1
– Правда, что твоя мама сумасшедшая? – спросила Анна.
Леша медленно повернул к ней коричневые глаза с немного воспаленными белками. Проговорил без интереса:
– Не знаю. Почему?
– Потому тебя дядя и увез к бабушке. От бабушки на лето к нам, а к маме уж не повезет.
Анна сняла парусиновую сандалию, деловито постучала ею о садовую скамейку, чтобы вытряхнуть камешки, и снова обула тонкую, как палочка, голую ногу. Смуглые руки были у нее такие же тонкие, а длинная шейка, на которой сидела выстриженная шариком черная голова, – совсем точно стебелек. Никто не сказал бы, что Анне скоро четырнадцать лет. Разве приглядевшись, по выражению лица. Такое было оно подчас серьезное и важное.
– Я все знаю, – продолжала она. – Говорят, что мама делает дяде невозможные сцены. Например, всю ночь кричит на него, в истерике, а если он не отвечает – даже за нос его дергает. До болезни его довела. Умер бы, если бы не уехал.
Помолчала, скривив презрительно губы, и прибавила:
– Это ужасно, эти истерички. Достоевщина какая-то. И ты бы окончательно свихнулся в этой атмосфере. Хорошо, что тебя к бабушке увезли.
– Я люблю у бабушки, – вдруг оживился мальчик, слушавший Анну до сих пор безучастно. Он был гораздо моложе, щуплый, с цыплячьими лапками. Совсем детское, курносое лицо выглядело как-то странно: не то задумчиво, не то глуповато.
Качались деревья. Под зеленой горкой блестел, сквозь тополя, длинный пруд.
– Я знаю, как у бабушки, – сказала опять Анна. – Бабушка ведь прежде с нами жила. Да теперь я ее давно не видала. Все так складывается плохо, – прибавила она рассеянно, по-взрослому, точно про себя. – Тут я заболела, тут выдумали заграницу эту, на целых два месяца. Ничего интересного, дома хоть книги есть. И дачу люблю.
– У нас в соборе мощи скоро откроются, – сказал Леша. – Бабушка говорила, теперь они под спудом, а потом откроются. Чудеса будут. Мы с бабушкой каждый Божий день в собор ходим. Только иногда к Иоанну Предтече. Там хорошо поют. Там «Птичку» знаешь?
– Какую птичку?
– Отче Наш такой, так называется. А еще есть Бортнянский; я Херувимскую знаю.
– Это что ты вчера наигрывал?
– Да, и другое…
Леша всякую свободную минутку подсаживался к дачному пианино и, нерешительно нащупывая клавиши маленькими, цепкими пальцами, извлекал удивительно верные, стройные звуки. И голосок у него был верный, чистый. При всем сознании своего превосходства, Анна тут Леше немного завидовала: была менее музыкальна.
– Ну, пойдем вниз, – сказала она, вставая. – Хочешь, покатаю на лодке?
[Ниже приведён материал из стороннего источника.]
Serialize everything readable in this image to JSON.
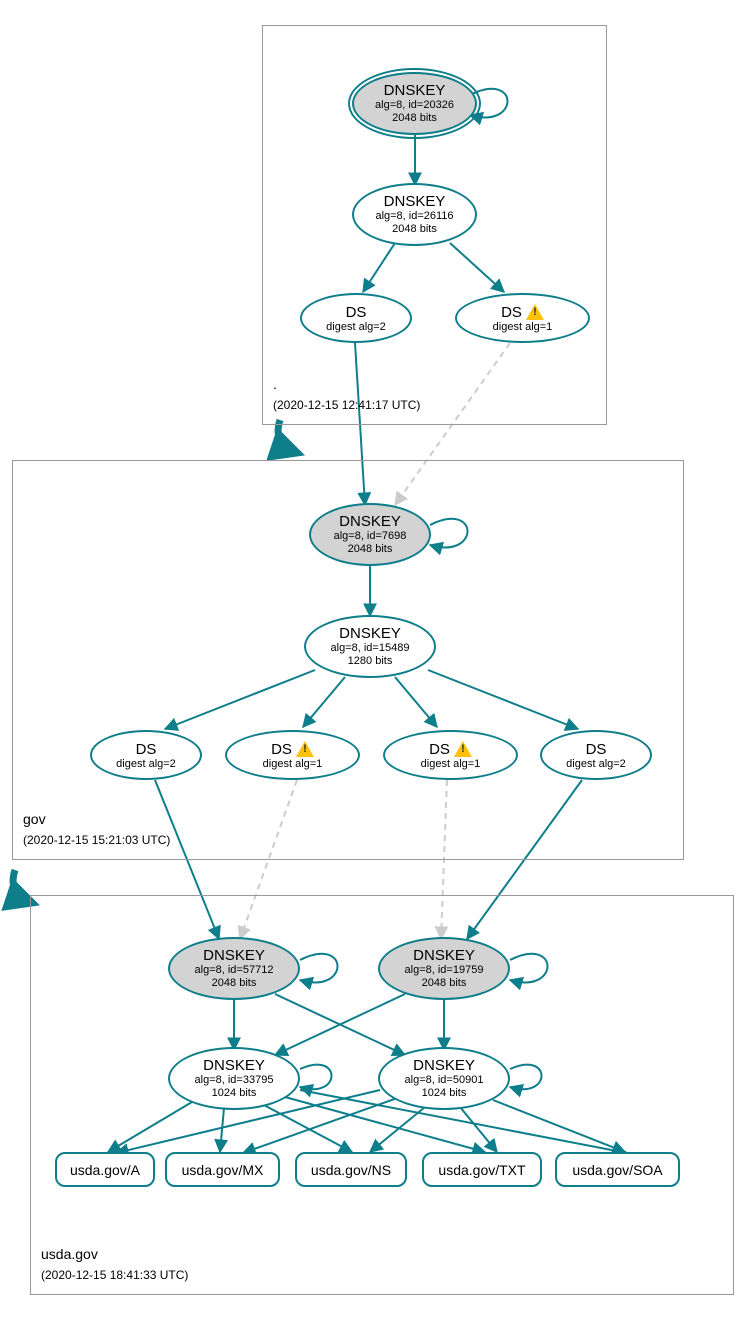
{
  "zones": {
    "root": {
      "name": ".",
      "timestamp": "(2020-12-15 12:41:17 UTC)"
    },
    "gov": {
      "name": "gov",
      "timestamp": "(2020-12-15 15:21:03 UTC)"
    },
    "usda": {
      "name": "usda.gov",
      "timestamp": "(2020-12-15 18:41:33 UTC)"
    }
  },
  "nodes": {
    "root_ksk": {
      "t": "DNSKEY",
      "sub1": "alg=8, id=20326",
      "sub2": "2048 bits"
    },
    "root_zsk": {
      "t": "DNSKEY",
      "sub1": "alg=8, id=26116",
      "sub2": "2048 bits"
    },
    "root_ds1": {
      "t": "DS",
      "sub": "digest alg=2"
    },
    "root_ds2": {
      "t": "DS",
      "sub": "digest alg=1"
    },
    "gov_ksk": {
      "t": "DNSKEY",
      "sub1": "alg=8, id=7698",
      "sub2": "2048 bits"
    },
    "gov_zsk": {
      "t": "DNSKEY",
      "sub1": "alg=8, id=15489",
      "sub2": "1280 bits"
    },
    "gov_ds1": {
      "t": "DS",
      "sub": "digest alg=2"
    },
    "gov_ds2": {
      "t": "DS",
      "sub": "digest alg=1"
    },
    "gov_ds3": {
      "t": "DS",
      "sub": "digest alg=1"
    },
    "gov_ds4": {
      "t": "DS",
      "sub": "digest alg=2"
    },
    "usda_ksk1": {
      "t": "DNSKEY",
      "sub1": "alg=8, id=57712",
      "sub2": "2048 bits"
    },
    "usda_ksk2": {
      "t": "DNSKEY",
      "sub1": "alg=8, id=19759",
      "sub2": "2048 bits"
    },
    "usda_zsk1": {
      "t": "DNSKEY",
      "sub1": "alg=8, id=33795",
      "sub2": "1024 bits"
    },
    "usda_zsk2": {
      "t": "DNSKEY",
      "sub1": "alg=8, id=50901",
      "sub2": "1024 bits"
    }
  },
  "records": {
    "a": "usda.gov/A",
    "mx": "usda.gov/MX",
    "ns": "usda.gov/NS",
    "txt": "usda.gov/TXT",
    "soa": "usda.gov/SOA"
  }
}
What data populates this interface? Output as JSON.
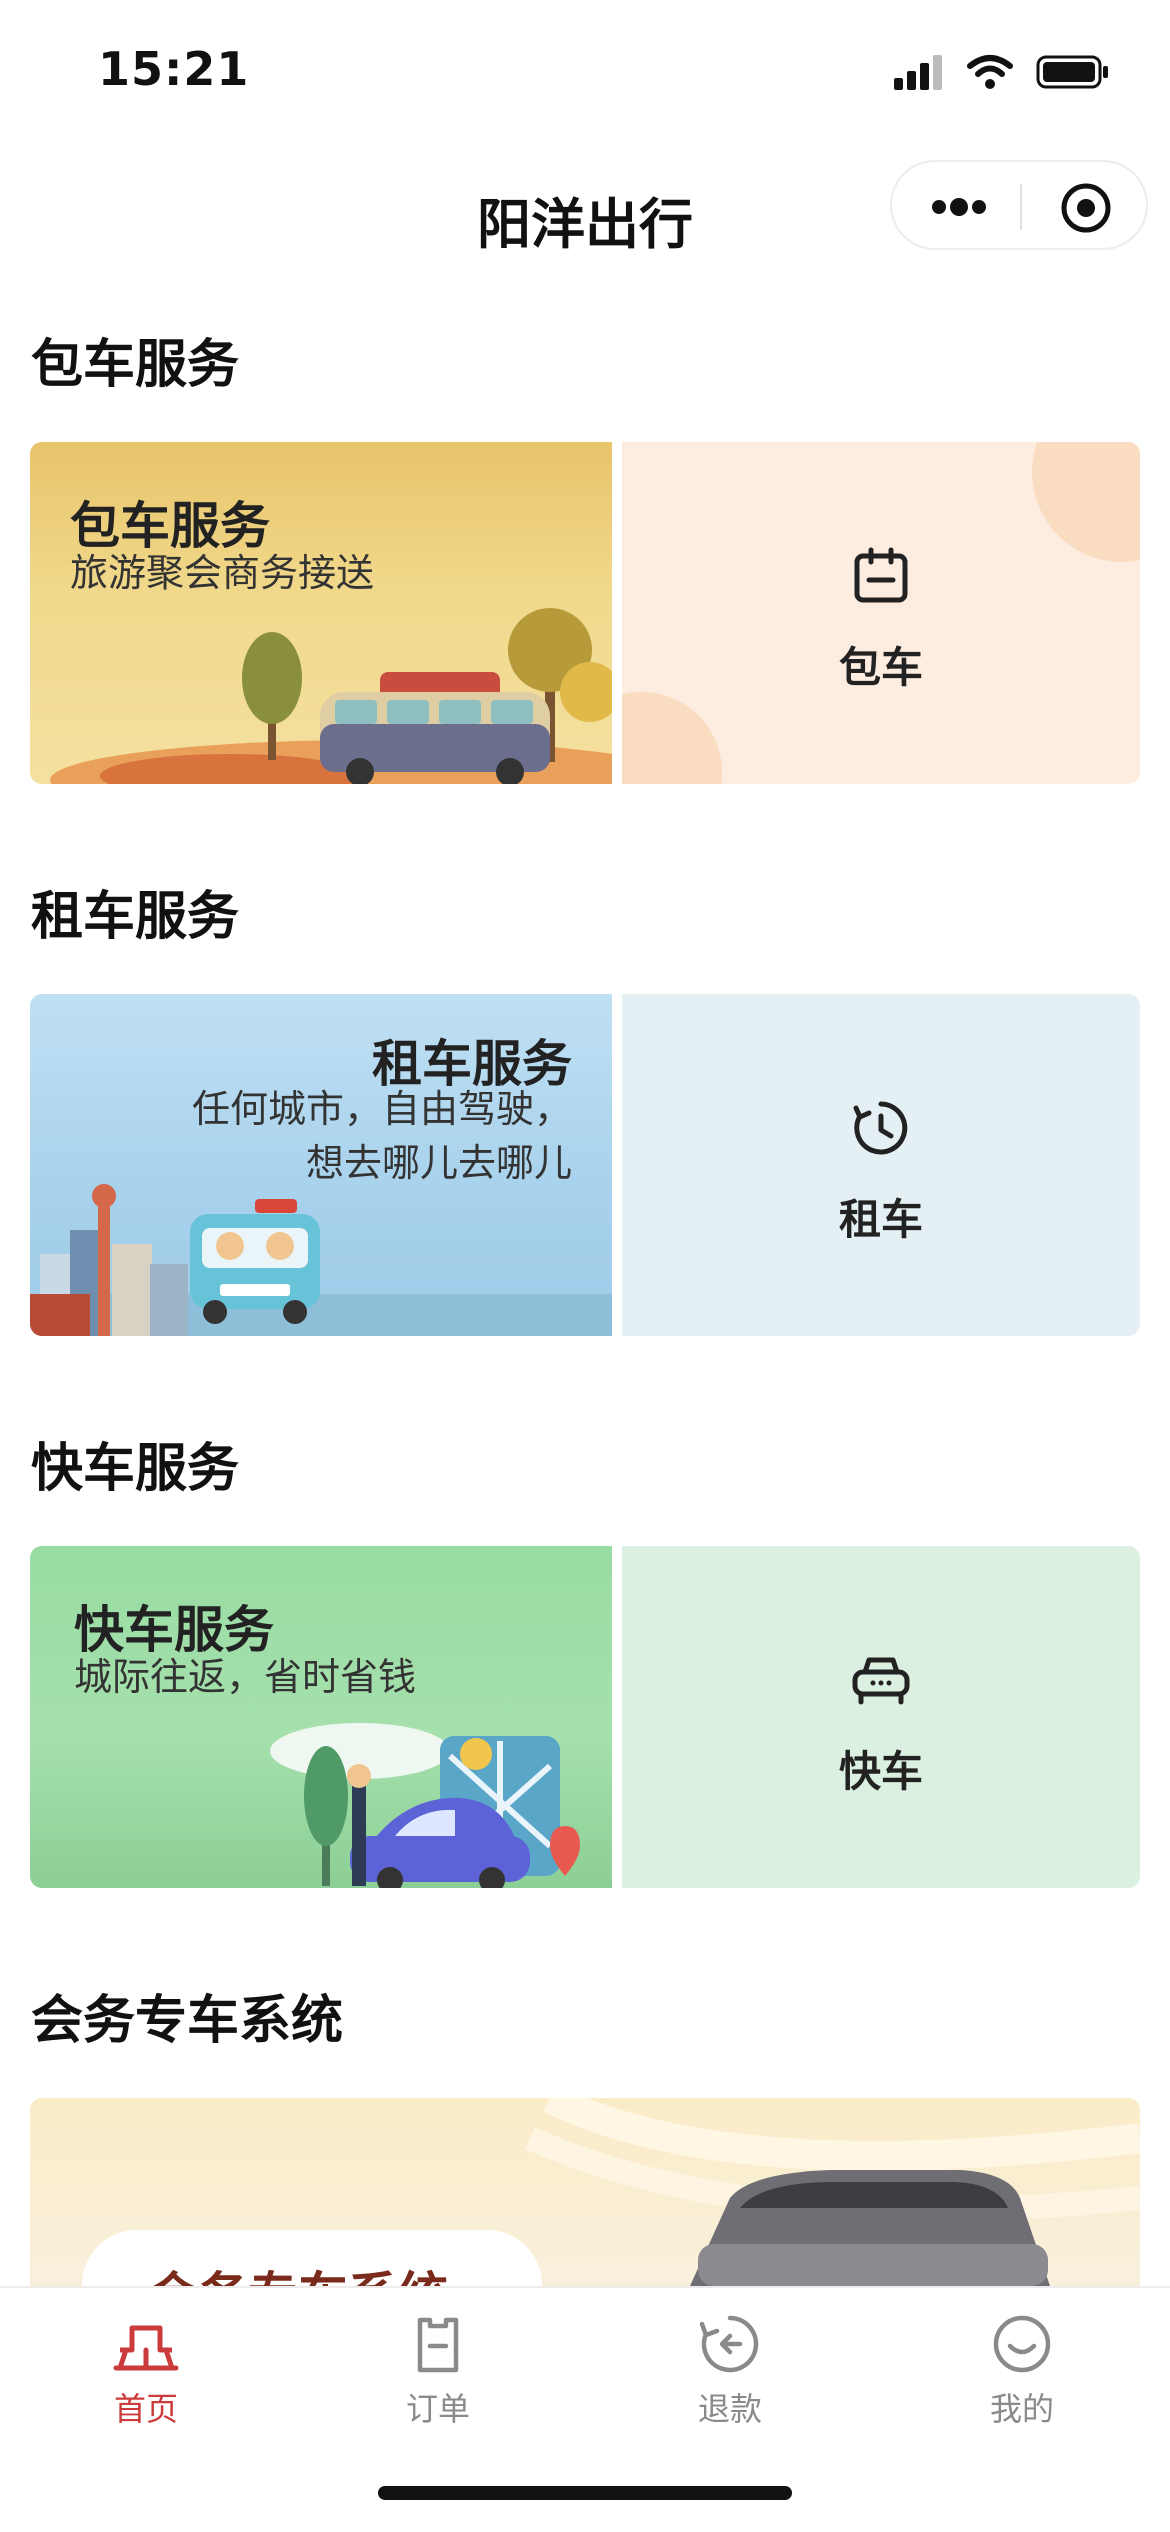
{
  "status_bar": {
    "time": "15:21"
  },
  "nav": {
    "title": "阳洋出行"
  },
  "sections": [
    {
      "title": "包车服务",
      "banner_title": "包车服务",
      "banner_subtitle": [
        "旅游聚会商务接送"
      ],
      "action_label": "包车",
      "action_icon": "calendar-icon"
    },
    {
      "title": "租车服务",
      "banner_title": "租车服务",
      "banner_subtitle": [
        "任何城市，自由驾驶，",
        "想去哪儿去哪儿"
      ],
      "action_label": "租车",
      "action_icon": "clock-icon"
    },
    {
      "title": "快车服务",
      "banner_title": "快车服务",
      "banner_subtitle": [
        "城际往返，省时省钱"
      ],
      "action_label": "快车",
      "action_icon": "car-icon"
    },
    {
      "title": "会务专车系统",
      "banner_title": "会务专车系统"
    }
  ],
  "tabs": [
    {
      "label": "首页",
      "icon": "home-icon",
      "active": true
    },
    {
      "label": "订单",
      "icon": "order-icon",
      "active": false
    },
    {
      "label": "退款",
      "icon": "refund-icon",
      "active": false
    },
    {
      "label": "我的",
      "icon": "profile-icon",
      "active": false
    }
  ],
  "colors": {
    "accent": "#cc3b3b",
    "inactive_tab": "#8a8a8a",
    "charter_panel": "#fdece0",
    "rental_panel": "#e4f0f4",
    "express_panel": "#dcf0e2"
  }
}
Не боишься?
– Нет, покатай.
– А ты умеешь грести?
– Нет.
– А плавать умеешь?
Мальчик покачал головой.
– Вот и я не умею. Мне давно купаться не позволяют. Вредно. Зато гребу хорошо, увидишь. Давай, побежим.
Схватились за руки и помчались к пруду, вниз, как самые настоящие дети, – оба. Живя постоянно между взрослыми, Анна привыкла и на себя смотреть, как на взрослую; ведь и книги она давно читала, какие хотела, с учителями рассуждала, как равная. Конечно, новоявленный двоюродный брат, смешной и глупенький, мог ее лишь забавлять…
Но вдруг вся важная взрослость точно слетала с Анны; вот и сейчас: бегут, смеются, одинаково ни о чем не думая, кроме веселого своего бега!